Economia

Glitter biodegradável se torna alternativa para foliões e ganha espaço no mercado

Opção amigável ao meio ambiente para brilhar no Carnaval, produto é mais buscado por consumidores ano a ano

Heloísa Vasconcelos

heloisavasconcelos@ootimista.com.br

Formado por microplásticos, o glitter, que comumente colore o rosto e corpo dos foliões que querem curtir Carnaval, tem difícil decomposição na natureza. Buscando solucionar esse problema, produtos biodegradáveis vem sendo cada vez mais procurados pelo consumidor, uma alternativa sustentável para continuar brilhando sem prejudicar o meio ambiente. O bioglitter começou a ser comercializado no Ceará há pouco tempo, mas tem tido vendas crescentes.
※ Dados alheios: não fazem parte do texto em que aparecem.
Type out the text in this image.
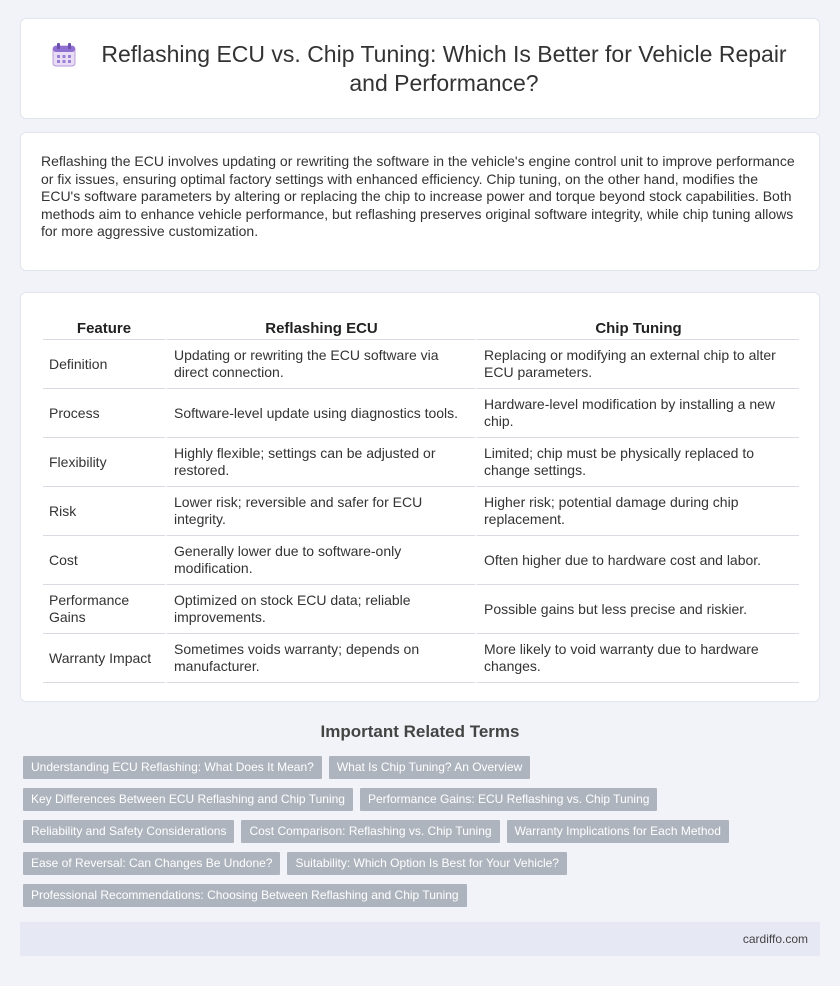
Reflashing ECU vs. Chip Tuning: Which Is Better for Vehicle Repair and Performance?

Reflashing the ECU involves updating or rewriting the software in the vehicle's engine control unit to improve performance or fix issues, ensuring optimal factory settings with enhanced efficiency. Chip tuning, on the other hand, modifies the ECU's software parameters by altering or replacing the chip to increase power and torque beyond stock capabilities. Both methods aim to enhance vehicle performance, but reflashing preserves original software integrity, while chip tuning allows for more aggressive customization.

Feature	Reflashing ECU	Chip Tuning
Definition	Updating or rewriting the ECU software via direct connection.	Replacing or modifying an external chip to alter ECU parameters.
Process	Software-level update using diagnostics tools.	Hardware-level modification by installing a new chip.
Flexibility	Highly flexible; settings can be adjusted or restored.	Limited; chip must be physically replaced to change settings.
Risk	Lower risk; reversible and safer for ECU integrity.	Higher risk; potential damage during chip replacement.
Cost	Generally lower due to software-only modification.	Often higher due to hardware cost and labor.
Performance Gains	Optimized on stock ECU data; reliable improvements.	Possible gains but less precise and riskier.
Warranty Impact	Sometimes voids warranty; depends on manufacturer.	More likely to void warranty due to hardware changes.
Important Related Terms
Understanding ECU Reflashing: What Does It Mean?	What Is Chip Tuning? An Overview
Key Differences Between ECU Reflashing and Chip Tuning	Performance Gains: ECU Reflashing vs. Chip Tuning
Reliability and Safety Considerations	Cost Comparison: Reflashing vs. Chip Tuning	Warranty Implications for Each Method
Ease of Reversal: Can Changes Be Undone?	Suitability: Which Option Is Best for Your Vehicle?
Professional Recommendations: Choosing Between Reflashing and Chip Tuning
cardiffo.com
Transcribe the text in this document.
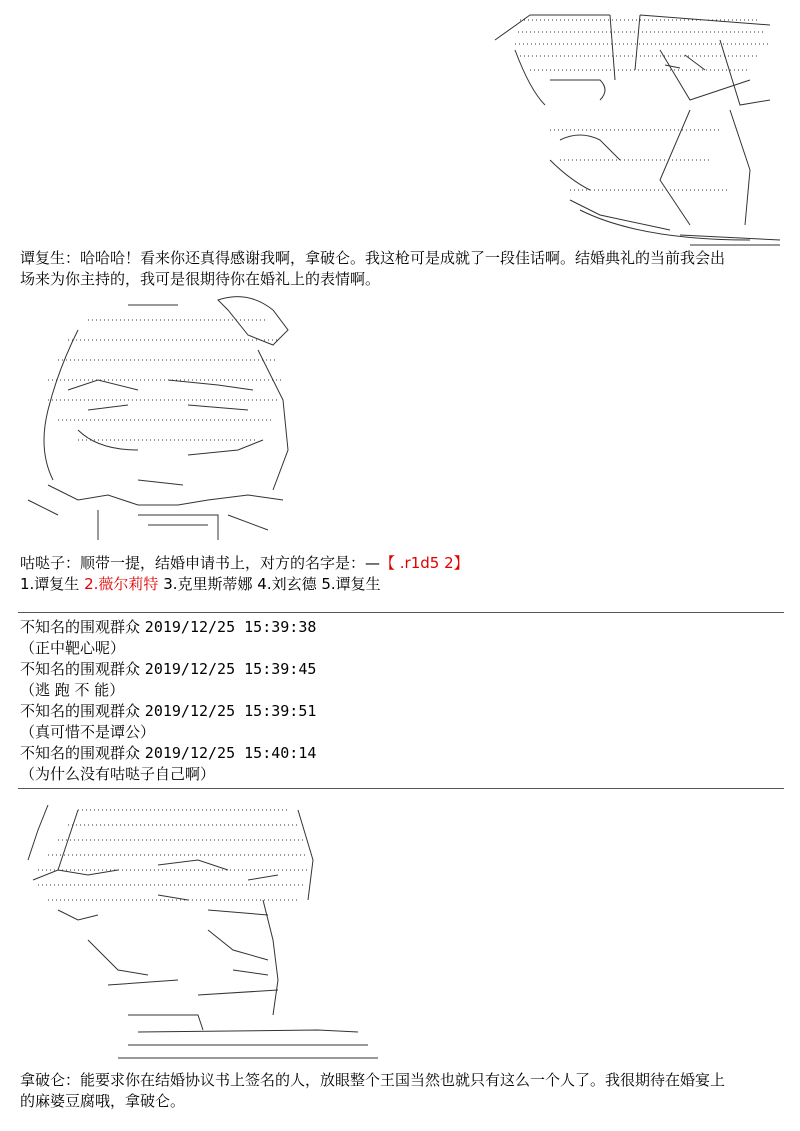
谭复生：哈哈哈！看来你还真得感谢我啊，拿破仑。我这枪可是成就了一段佳话啊。结婚典礼的当前我会出
场来为你主持的，我可是很期待你在婚礼上的表情啊。
咕哒子：顺带一提，结婚申请书上，对方的名字是：—【 .r1d5 2】
1.谭复生 2.薇尔莉特 3.克里斯蒂娜 4.刘玄德 5.谭复生
不知名的围观群众 2019/12/25 15:39:38
（正中靶心呢）
不知名的围观群众 2019/12/25 15:39:45
（逃 跑 不 能）
不知名的围观群众 2019/12/25 15:39:51
（真可惜不是谭公）
不知名的围观群众 2019/12/25 15:40:14
（为什么没有咕哒子自己啊）
拿破仑：能要求你在结婚协议书上签名的人，放眼整个王国当然也就只有这么一个人了。我很期待在婚宴上
的麻婆豆腐哦，拿破仑。
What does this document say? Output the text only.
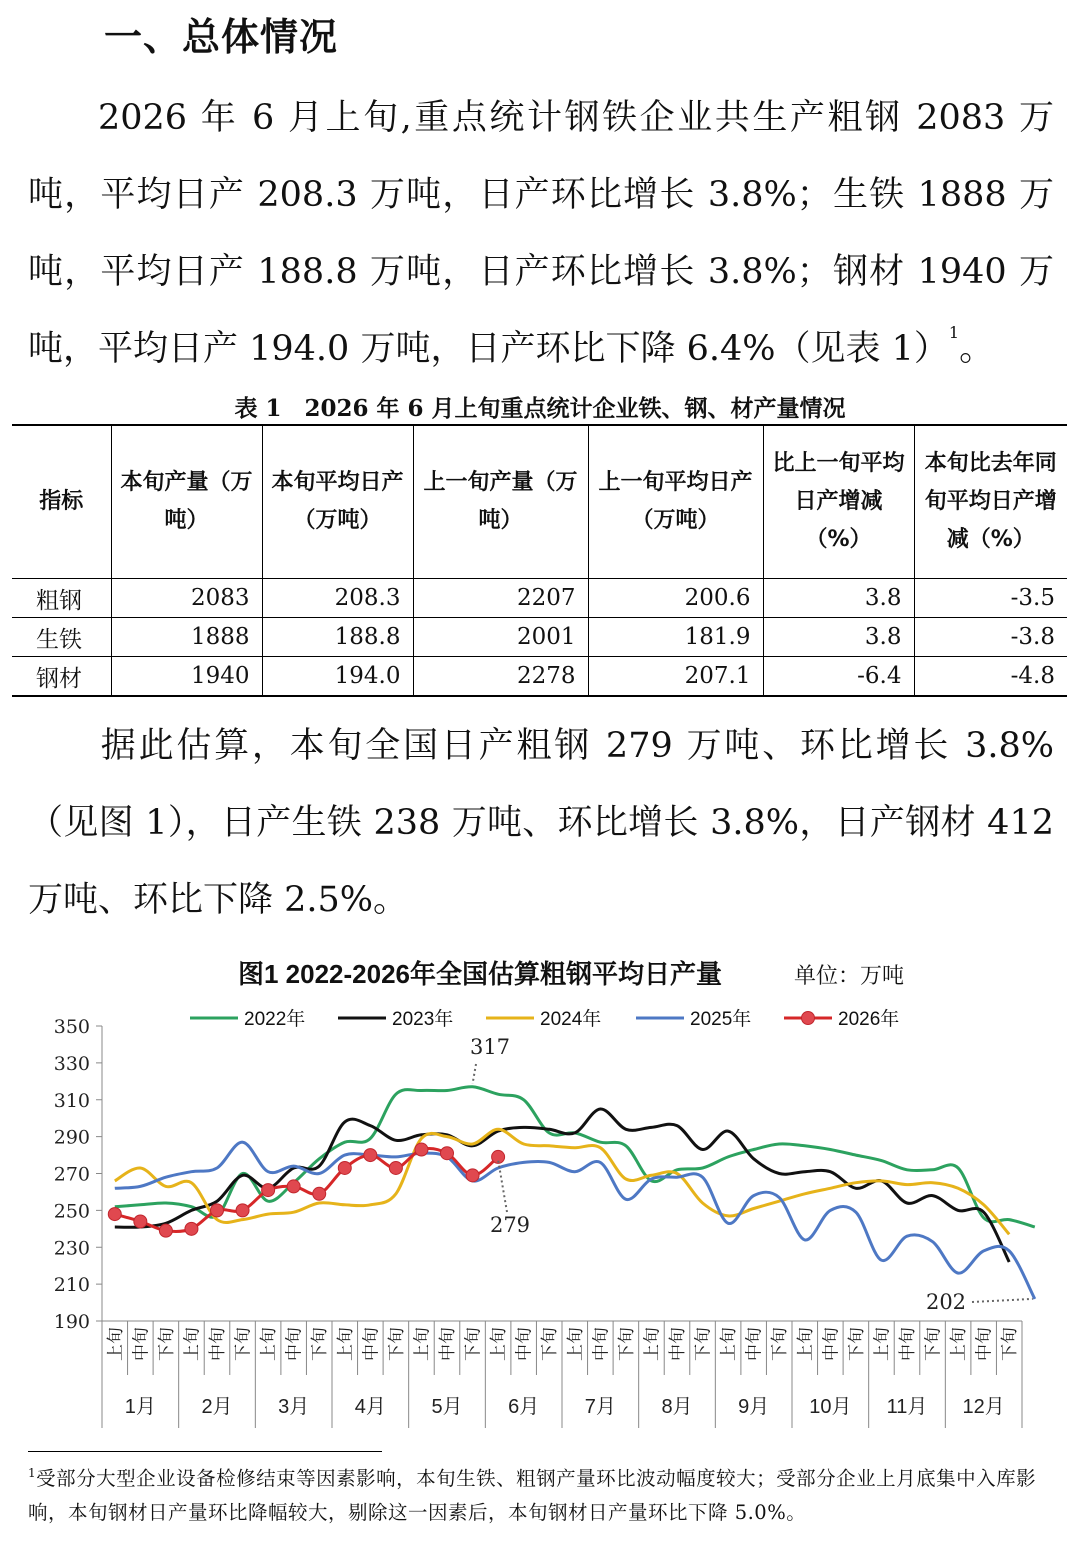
一、总体情况

2026 年 6 月上旬,重点统计钢铁企业共生产粗钢 2083 万吨，平均日产 208.3 万吨，日产环比增长 3.8%；生铁 1888 万吨，平均日产 188.8 万吨，日产环比增长 3.8%；钢材 1940 万吨，平均日产 194.0 万吨，日产环比下降 6.4%（见表 1）$^1$。

表 1　2026 年 6 月上旬重点统计企业铁、钢、材产量情况
指标	本旬产量（万吨）	本旬平均日产（万吨）	上一旬产量（万吨）	上一旬平均日产（万吨）	比上一旬平均日产增减（%）	本旬比去年同旬平均日产增减（%）
粗钢	2083	208.3	2207	200.6	3.8	-3.5
生铁	1888	188.8	2001	181.9	3.8	-3.8
钢材	1940	194.0	2278	207.1	-6.4	-4.8

据此估算，本旬全国日产粗钢 279 万吨、环比增长 3.8%（见图 1），日产生铁 238 万吨、环比增长 3.8%，日产钢材 412 万吨、环比下降 2.5%。

图1 2022-2026年全国估算粗钢平均日产量	单位：万吨
2022年	2023年	2024年	2025年	2026年
190
210
230
250
270
290
310
330
350
上旬 中旬 下旬 上旬 中旬 下旬 上旬 中旬 下旬 上旬 中旬 下旬 上旬 中旬 下旬 上旬 中旬 下旬 上旬 中旬 下旬 上旬 中旬 下旬 上旬 中旬 下旬 上旬 中旬 下旬 上旬 中旬 下旬 上旬 中旬 下旬
1月 2月 3月 4月 5月 6月 7月 8月 9月 10月 11月 12月
317
279
202

$^1$受部分大型企业设备检修结束等因素影响，本旬生铁、粗钢产量环比波动幅度较大；受部分企业上月底集中入库影响，本旬钢材日产量环比降幅较大，剔除这一因素后，本旬钢材日产量环比下降 5.0%。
Em 2017 a química Aline Machado criou de forma artesanal a Alquimist, uma loja de cosméticos veganos, naturais e sustentáveis. Em janeiro de 2018 o bioglitter entrou no portfólio, feito a base de algas cultivadas em uma peixeira familiar na praia de Flecheiras e pigmentado com insumos como cúrcuma e beterraba. “Quando começou ainda não tinha iniciativas cearenses, que eu saiba. Existiam marcas do Rio de Janeiro que as lojas daqui compravam de lá para vender”, diz.

O produto teve muita visibilidade logo após o lançamento, na véspera do Carnaval,  já que a empresária contava com uma equipe de marketing. Neste ano, por estar sozinha, não conseguiu tanto alcance. Mas, ainda assim, a demanda foi grande, a ponto de produção chegar a ser insuficiente. Hoje a marca é comercializada nas lojas Colabora e Benice, sendo neste ano oferecido, para além do bioglitter, sprays de brilho sustentável.

Existente há apenas dois meses, o Mercado Vida Saudável decidiu comercializar glitter sustentável há apenas 15 dias, mas já teve procura. Conforme a sócia-proprietária da loja, Patrícia Marques, impacto do produto na receita da loja não é tão grande, já que valor é pequeno, mas dá noção de um mercado novo que surge. “Tem saída a um custo baixo e ajuda o cliente. São pequenas ações que tem um custo baixo mas que gera um efeito muito bom”, considera.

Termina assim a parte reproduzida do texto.